Serve up with seaweed
Seaweed brings the umami notes that are such a good substitute for salt. In The Flavour Thesaurus: More Flavours Segnit says that we already eat more seaweed than we realise, as carrageenan – E407 – is used as a thickener in many ice creams, milkshakes and yoghurts.
You can buy dried flakes such as wakame or kombu to sprinkle during cooking or at the table – especially good in soups. “Either use a small amount to season a bland ingredient like potato,” advises Segnit, “or serve it as the main element of a dish, with a freshening ingredient like citrus or ginger to tone down its deep sea pungency.” She says you might even get notes of hay, liquorice, Marmite, tobacco, tamari, smoke, anchovy, bacon, truffles and many more distinctive flavours.

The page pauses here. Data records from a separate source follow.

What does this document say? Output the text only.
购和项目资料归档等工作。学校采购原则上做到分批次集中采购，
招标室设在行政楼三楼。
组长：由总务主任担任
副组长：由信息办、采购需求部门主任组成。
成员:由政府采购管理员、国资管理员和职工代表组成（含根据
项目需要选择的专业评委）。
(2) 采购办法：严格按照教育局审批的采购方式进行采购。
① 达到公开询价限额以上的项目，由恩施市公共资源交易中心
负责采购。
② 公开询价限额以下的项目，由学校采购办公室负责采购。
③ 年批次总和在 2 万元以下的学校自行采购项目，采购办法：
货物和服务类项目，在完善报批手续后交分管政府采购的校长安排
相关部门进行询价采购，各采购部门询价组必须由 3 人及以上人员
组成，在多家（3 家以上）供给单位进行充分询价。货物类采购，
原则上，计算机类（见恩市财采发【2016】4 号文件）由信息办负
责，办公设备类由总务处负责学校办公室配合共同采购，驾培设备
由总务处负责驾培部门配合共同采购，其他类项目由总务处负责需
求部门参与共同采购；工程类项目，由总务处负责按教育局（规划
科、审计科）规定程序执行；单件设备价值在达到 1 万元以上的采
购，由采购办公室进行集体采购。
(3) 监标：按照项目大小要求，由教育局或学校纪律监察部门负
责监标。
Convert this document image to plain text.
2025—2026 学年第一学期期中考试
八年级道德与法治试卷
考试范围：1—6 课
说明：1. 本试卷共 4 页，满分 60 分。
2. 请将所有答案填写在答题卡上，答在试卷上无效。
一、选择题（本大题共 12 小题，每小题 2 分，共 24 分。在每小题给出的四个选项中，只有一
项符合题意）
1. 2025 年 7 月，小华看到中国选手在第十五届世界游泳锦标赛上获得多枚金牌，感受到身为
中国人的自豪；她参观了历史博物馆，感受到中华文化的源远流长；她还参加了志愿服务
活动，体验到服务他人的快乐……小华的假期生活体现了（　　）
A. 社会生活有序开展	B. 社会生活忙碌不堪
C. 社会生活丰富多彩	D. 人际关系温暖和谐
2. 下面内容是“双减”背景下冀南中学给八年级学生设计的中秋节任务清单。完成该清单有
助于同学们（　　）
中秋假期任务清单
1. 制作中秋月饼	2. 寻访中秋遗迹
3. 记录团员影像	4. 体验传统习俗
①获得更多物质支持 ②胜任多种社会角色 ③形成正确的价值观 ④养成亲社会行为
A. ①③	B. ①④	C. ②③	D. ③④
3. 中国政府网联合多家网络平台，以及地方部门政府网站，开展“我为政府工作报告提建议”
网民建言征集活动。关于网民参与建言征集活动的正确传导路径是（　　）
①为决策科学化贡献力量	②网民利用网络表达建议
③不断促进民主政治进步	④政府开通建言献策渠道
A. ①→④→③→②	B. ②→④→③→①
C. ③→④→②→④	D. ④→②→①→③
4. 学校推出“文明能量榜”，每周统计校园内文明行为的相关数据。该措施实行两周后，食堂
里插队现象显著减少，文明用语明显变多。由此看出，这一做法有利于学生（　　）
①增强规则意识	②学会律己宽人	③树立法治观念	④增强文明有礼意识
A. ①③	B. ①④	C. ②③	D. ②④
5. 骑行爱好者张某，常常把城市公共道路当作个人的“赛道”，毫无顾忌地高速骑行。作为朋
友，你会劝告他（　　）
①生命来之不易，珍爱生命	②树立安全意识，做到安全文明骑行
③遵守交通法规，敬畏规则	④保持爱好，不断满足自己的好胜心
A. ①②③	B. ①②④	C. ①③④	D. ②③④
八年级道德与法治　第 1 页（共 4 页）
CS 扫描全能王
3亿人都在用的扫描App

Cook with tasty ingredients
If you choose bland and poor-quality ingredients, your impulse will be to add more salt. “Salt fundamentally helps bring out the flavour of other ingredients, through a basic chemical reaction, alongside igniting your palate receptors within your mouth and at the back of your tongue,” explains Shaw. “Salt (and sugar for that matter) are added to recipes beyond their needs largely to compensate for a lack in flavour of the basic ingredients themselves.”
Substitute beans for processed proteins
Amelie Christie-Miller of Bold Bean Co recommends using protein-rich beans instead of salty meats, for example crisping up red beans with smoky paprika and olive oil as a stand-in for bacon, and using red beans in puff pastry instead of sausage meat, as with these Stilton rolls.